If the first half of this year seems to have focused on public funding issues (although there has been much else besides), the second half is likely to focus on structural questions. Amongst these is the Alternative Business Structure consultation. I have received 93 detailed responses to our working paper and these have been passed to the Bar Standards Board (BSB). Of those responding, 32.3% preferred to keep the status quo within the Code of Conduct restricting practice to self-employment or employment as a barrister. The “intermediate option” set out in our working paper was favoured by 44.1% and only 23.6% preferred revocation of Paragraph 205 of the Code. Complete retention of the cab rank rule was favoured by 85.7%. These results show that the Bar wishes to remain a specialist advocacy and advisory profession, underpinned by the cab rank rule—its defining characteristic for centuries.

Next amongst the structural questions is the way in which we organise access to the profession. Derek Wood QC will be submitting his report to the BSB this month. Approximately 2,000 new students were enrolled in September 2007 on the Bar Vocational Course. For the period since 1 October 2007, only 417 pupillages have been offered across the profession, whether self-employed or employed. This ratio is unacceptable. Further, evidence is beginning to emerge through a Bar Council survey that the number of funded pupillages in chambers undertaking family and criminal legal aid work is reducing. This is a cause for serious concern and something which I am taking up with Government. The impact is felt most acutely amongst women and those from diverse backgrounds.

Discrimination action

Last month I held a roundtable meeting of over 40 people at the Bar Council to ensure that issues relating to race, and concerns over the discriminatory effect of the rule that all pupillages should be funded, would be addressed. Positive steps are under way, which include working with the Law Society to ensure that employers who use the services of the solicitors’ profession or the Bar do so on a basis which ensures that work is distributed on the basis of merit without discrimination.
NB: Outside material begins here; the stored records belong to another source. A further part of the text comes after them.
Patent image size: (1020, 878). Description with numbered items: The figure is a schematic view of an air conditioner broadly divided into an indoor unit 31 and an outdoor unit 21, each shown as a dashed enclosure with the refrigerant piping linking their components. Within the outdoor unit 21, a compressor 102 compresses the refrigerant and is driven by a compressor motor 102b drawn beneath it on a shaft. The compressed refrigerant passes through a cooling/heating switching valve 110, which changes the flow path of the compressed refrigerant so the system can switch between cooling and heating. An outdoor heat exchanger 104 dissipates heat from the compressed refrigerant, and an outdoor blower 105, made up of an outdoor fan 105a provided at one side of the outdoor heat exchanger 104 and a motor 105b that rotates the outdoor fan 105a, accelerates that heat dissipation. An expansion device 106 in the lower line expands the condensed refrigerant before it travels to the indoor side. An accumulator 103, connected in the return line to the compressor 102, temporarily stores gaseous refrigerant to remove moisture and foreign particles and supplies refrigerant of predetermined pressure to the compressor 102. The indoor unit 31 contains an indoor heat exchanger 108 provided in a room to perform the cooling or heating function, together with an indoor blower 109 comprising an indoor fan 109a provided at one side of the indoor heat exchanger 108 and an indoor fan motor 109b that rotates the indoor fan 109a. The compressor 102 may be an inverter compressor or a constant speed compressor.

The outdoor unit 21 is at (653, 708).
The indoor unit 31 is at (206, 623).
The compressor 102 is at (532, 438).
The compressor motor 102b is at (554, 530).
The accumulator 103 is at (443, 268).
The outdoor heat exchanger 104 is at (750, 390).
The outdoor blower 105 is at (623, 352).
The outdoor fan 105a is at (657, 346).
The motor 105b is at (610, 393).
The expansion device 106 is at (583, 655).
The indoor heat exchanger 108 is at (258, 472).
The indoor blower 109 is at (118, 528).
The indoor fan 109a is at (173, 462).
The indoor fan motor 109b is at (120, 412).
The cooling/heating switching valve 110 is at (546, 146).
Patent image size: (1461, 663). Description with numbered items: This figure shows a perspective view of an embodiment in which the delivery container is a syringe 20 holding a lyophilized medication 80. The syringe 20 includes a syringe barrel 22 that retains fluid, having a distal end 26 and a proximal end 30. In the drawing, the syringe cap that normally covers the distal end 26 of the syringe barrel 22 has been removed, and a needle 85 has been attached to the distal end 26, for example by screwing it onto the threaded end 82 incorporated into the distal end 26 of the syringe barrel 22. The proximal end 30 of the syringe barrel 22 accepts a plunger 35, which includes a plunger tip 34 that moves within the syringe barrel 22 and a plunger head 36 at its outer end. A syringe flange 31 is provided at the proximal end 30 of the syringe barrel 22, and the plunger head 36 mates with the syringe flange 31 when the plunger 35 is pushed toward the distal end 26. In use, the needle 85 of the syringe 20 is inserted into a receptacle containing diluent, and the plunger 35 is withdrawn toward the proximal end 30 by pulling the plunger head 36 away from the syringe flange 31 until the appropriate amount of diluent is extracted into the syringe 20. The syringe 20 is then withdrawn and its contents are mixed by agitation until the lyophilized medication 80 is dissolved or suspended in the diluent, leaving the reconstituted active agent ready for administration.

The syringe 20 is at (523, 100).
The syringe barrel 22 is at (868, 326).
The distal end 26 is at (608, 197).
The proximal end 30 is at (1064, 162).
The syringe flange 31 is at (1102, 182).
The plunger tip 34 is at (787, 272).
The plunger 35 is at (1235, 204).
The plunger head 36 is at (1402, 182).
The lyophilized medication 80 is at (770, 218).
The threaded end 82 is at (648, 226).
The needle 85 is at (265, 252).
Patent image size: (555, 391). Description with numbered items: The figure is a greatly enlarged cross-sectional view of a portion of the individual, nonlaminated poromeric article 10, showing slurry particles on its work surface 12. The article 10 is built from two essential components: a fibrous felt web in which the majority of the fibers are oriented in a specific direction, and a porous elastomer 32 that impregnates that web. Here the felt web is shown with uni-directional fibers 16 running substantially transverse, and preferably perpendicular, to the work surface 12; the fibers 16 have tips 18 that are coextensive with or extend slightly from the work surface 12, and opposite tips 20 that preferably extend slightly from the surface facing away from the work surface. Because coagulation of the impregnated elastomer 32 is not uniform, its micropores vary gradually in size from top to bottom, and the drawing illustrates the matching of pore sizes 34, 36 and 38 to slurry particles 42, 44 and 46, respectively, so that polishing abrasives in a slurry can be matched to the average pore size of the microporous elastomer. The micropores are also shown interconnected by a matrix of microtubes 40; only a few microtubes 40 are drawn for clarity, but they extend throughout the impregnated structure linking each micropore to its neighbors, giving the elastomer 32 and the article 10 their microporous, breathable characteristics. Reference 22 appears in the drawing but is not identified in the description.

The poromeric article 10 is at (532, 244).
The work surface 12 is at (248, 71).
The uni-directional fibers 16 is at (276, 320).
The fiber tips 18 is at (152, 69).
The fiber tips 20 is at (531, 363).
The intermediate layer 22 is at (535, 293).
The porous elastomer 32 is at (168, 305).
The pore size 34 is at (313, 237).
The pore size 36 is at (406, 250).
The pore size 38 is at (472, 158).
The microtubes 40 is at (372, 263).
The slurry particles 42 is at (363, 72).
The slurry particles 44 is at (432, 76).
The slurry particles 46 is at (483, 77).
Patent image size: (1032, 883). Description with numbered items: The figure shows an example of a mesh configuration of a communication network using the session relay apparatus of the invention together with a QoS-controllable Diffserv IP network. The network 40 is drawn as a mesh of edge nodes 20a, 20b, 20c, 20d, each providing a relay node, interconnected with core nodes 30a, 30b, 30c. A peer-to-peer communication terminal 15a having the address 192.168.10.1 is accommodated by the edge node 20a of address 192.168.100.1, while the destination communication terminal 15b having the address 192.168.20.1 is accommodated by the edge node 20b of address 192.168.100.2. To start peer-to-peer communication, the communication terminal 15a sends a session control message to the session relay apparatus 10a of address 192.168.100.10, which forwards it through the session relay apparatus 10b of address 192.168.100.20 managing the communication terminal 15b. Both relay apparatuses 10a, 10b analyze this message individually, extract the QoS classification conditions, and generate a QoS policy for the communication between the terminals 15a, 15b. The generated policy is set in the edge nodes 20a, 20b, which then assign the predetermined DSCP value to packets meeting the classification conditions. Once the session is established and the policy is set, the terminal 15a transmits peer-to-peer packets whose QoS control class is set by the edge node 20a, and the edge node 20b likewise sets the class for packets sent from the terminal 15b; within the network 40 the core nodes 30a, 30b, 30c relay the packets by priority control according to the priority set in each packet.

The next roundtable will be on 23 October when we will be addressing issues surrounding gender, in particular how to break the glass ceiling at the Bar. I am very pleased that the General Management Committee unanimously supported the proposal to establish a nursery within or proximate to the Inns of Court—supported, I would hope, by each of the Inns. The Bar Nursery Association’s plan (see p 20) has been well thought through and is one of a number of steps the Bar can take to support its practitioners with families. At the Bar Council AGM on 14 June there was overwhelming support for the plan, and the Attorney General herself strongly endorsed it.

Public funding

On the domestic front we still await (at the time of writing) the Legal Services Commission’s (LSC) response to our powerful paper rejecting Best Value Tendering. We are striving towards a target date of 8 July to obtain an outline scheme for Very High Cost Criminal Cases. On 16 June the LSC published its consultation paper whereby it is seeking to achieve savings of £13m from the Family Graduated Fee Scheme over the next two years. In addition to working on the Crown Prosecution Service Graduated Fee Scheme, the Remuneration Committee led by Michael Bowes QC and I are working closely with the Family Law Bar Association and its Chair Lucy Theis QC to ensure that the key message that society in an age of serious family breakdown needs quality advocates paid for under a legal aid system is driven home. The decision in R v P by HH Judge Mole QC which brought a hearing to a halt under Art 6 of the ECHR because a defendant could not obtain representation, in circumstances where the prosecution alleged that up to £4.5m of assets should be subject to confiscation, has driven home to Government the obvious consequences of faulty design and underfunding of legal aid schemes.